Rencontre avec les dernières chamanes du Japon
La sociologue Muriel Jolivet signe un ouvrage où se mêlent analyse, récit de voyage et interviews de ces femmes aux pouvoirs surnaturels.

© Éditions Véga
Elles se nomment les itako, yuta ou encore noro. Elles sont éparpillées sur tout le territoire japonais, de la septentrionale Hokkaido à la tropicale Okinawa en passant par l’urbaine Tokyo. Ces chamanes, toutes des femmes, sont dotées de pouvoirs spéciaux qui leur permettraient de converser avec les esprits et de guérir les âmes vivantes. Mais souvent, ces figures singulières sont éclipsées dans les récits populaires ou folkloriques par les yokai ou kami, ces esprits plus ou moins malins, chers aux religions bouddhiste ou shintoïste.
La sociologue Muriel Jolivet, installée à Tokyo depuis 1973, a tissé avec elles de précieux liens au fil des années, des rencontres rares qu’elle compile dans son dernier ouvrage Les dernières chamanes du Japon – Rencontre avec l’invisible au pays du soleil levant. On y découvre alors la mythologie qui entoure ces femmes mais aussi leur statut spécial dans la société nippone, tant leur rôle qui confine au divin les place en marge de celle-ci.
Des femmes « trésor national vivant »
Ces femmes guérisseuses et chamanes entrent en contact avec les défunts, guident les âmes vers le ciel, épurent de par leur présence les lieux maudits. Mais elles sont également souvent sollicitées pour intervenir dans des enquêtes policières, ou par des psychiatres afin de savoir si une pathologie relève de la psychiatrie ou de la possession par un esprit.
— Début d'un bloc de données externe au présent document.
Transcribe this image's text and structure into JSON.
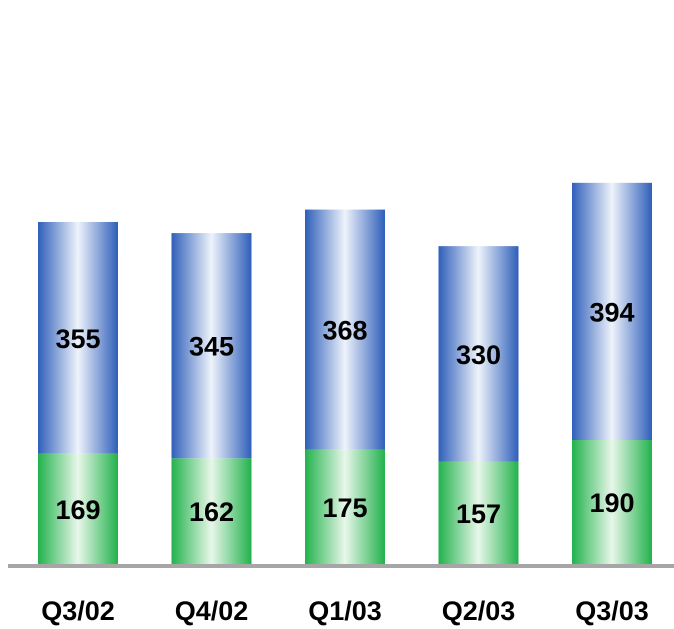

Les dernières chamanes du Japon donne à lire les parcours de ces chamanes, dont certaines ont reçu le titre de trésor national vivant. On découvre alors les récits de vie de Sakae Sadae San, 79 ans, Higo Keiko, 80 ans, ou encore Sachiko, 72 ans, qui reviennent sur la découverte de leurs dons et pouvoirs et qui évoquent également la disparition progressive des chamanes dans l’archipel, conscientes d’être les dernières représentantes d’un monde presque surnaturel.
Les dernières chamanes du Japon permet à la fois aux lecteurs de voyager dans tout le pays, de découvrir le monde des esprits que chérissent ses habitants, et de saisir à quel point les fantômes se cachent partout dans l’archipel, des scènes de théâtre nô ou kabuki, aux minéraux, arbres, ou objets inanimés. Et comme le rappelle Muriel Jolivet en préambule de son ouvrage : « Au Japon, on ne se pose pas la question de savoir si les fantômes existent… on vit et on danse avec ! »
Les dernières chamanes du Japon – Rencontre avec l’invisible au pays du soleil levant (2021), par Muriel Jolivet, publié aux éditions Véga.